SASE is designed to help organizations secure their distributed networks. By combining cloud-delivered security from the enterprise to the edge and SD-WAN, SASE converges networking and security to provide consistent and secure access to critical resources. Security and networking must continue to converge to allow organizations to adapt to today’s rapid pace of new priorities and evolving business needs.

The SASE Journey

Confusion continues to surround SASE, and it is important for partners to understand that SASE is an architecture, not a specific product offering. Partners should take a long-term view, and work to understand the components of a SASE roadmap.

Setting up a SASE architecture is valuable because it eliminates bottlenecks and security gaps in the network while increasing flexibility and visibility, the best of all worlds. It can dramatically improve productivity.

With SASE, there aren’t “out of the box” solutions, so to offer SASE to your customers, you need to work with a vendor that has the needed building blocks. Some SASE solutions operate as isolated standalone products on private networks that don’t work with other technologies across the organization and offer limited features. Any SASE solution should support secure internet access, secure private access, secure SaaS access, cloud-based management, and provide simple onboarding and flexible consumption.

Why ZTNA, SD-WAN, and a Cybersecurity Mesh Architecture Matter

Many SASE providers are “cloud-first” organizations and include zero trust network access (ZTNA) as part of their SASE solution or as part of a cloud-hosted service. However, if your customers have hybrid networks, that architecture may not work. These organizations need to work with a vendor that supports cloud-based services and hybrid networks by converging networking and security so everything is consistent whether the security is delivered as an appliance, virtual machine, cloud-delivered service, or container.

The right application of ZTNA makes sure that users and systems only have access to the application resources to which they are specifically entitled, no matter where they are installed or the network path needed to access them.

ZTNA that can extend across the entire infrastructure must reside on a secure platform with Secure SD-WAN for quick and secure access between legacy networks and cloud provided services. SD-WAN is the core of SASE solutions extending the same access and security to remote and mobile workers.

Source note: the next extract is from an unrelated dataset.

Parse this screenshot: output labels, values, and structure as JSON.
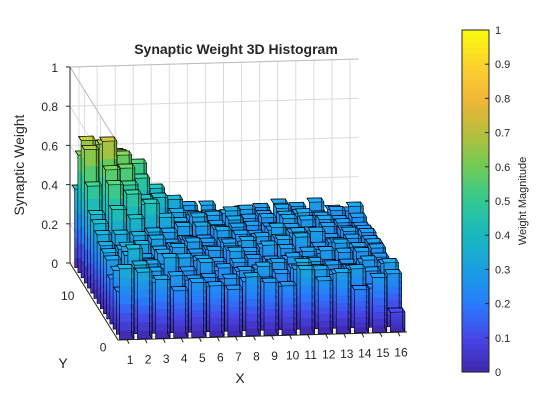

To guarantee that every connection is completely and consistently secured, inspected, and monitored across every network segment, end-to-end, ZTNA should be integrated into a cybersecurity mesh architecture, which offers scalable protection as users switch between work environments.

Defining the SASE Roadmap

Because SASE is top of mind for your customers, as a service provider you can differentiate yourself by offering a SASE roadmap. SASE shouldn’t be just another box to check. You need to carefully consider which vendor has the best approach so you can successfully offer SASE to your customers with offers addressing needs today and an eye to the future of SASE and converged networks.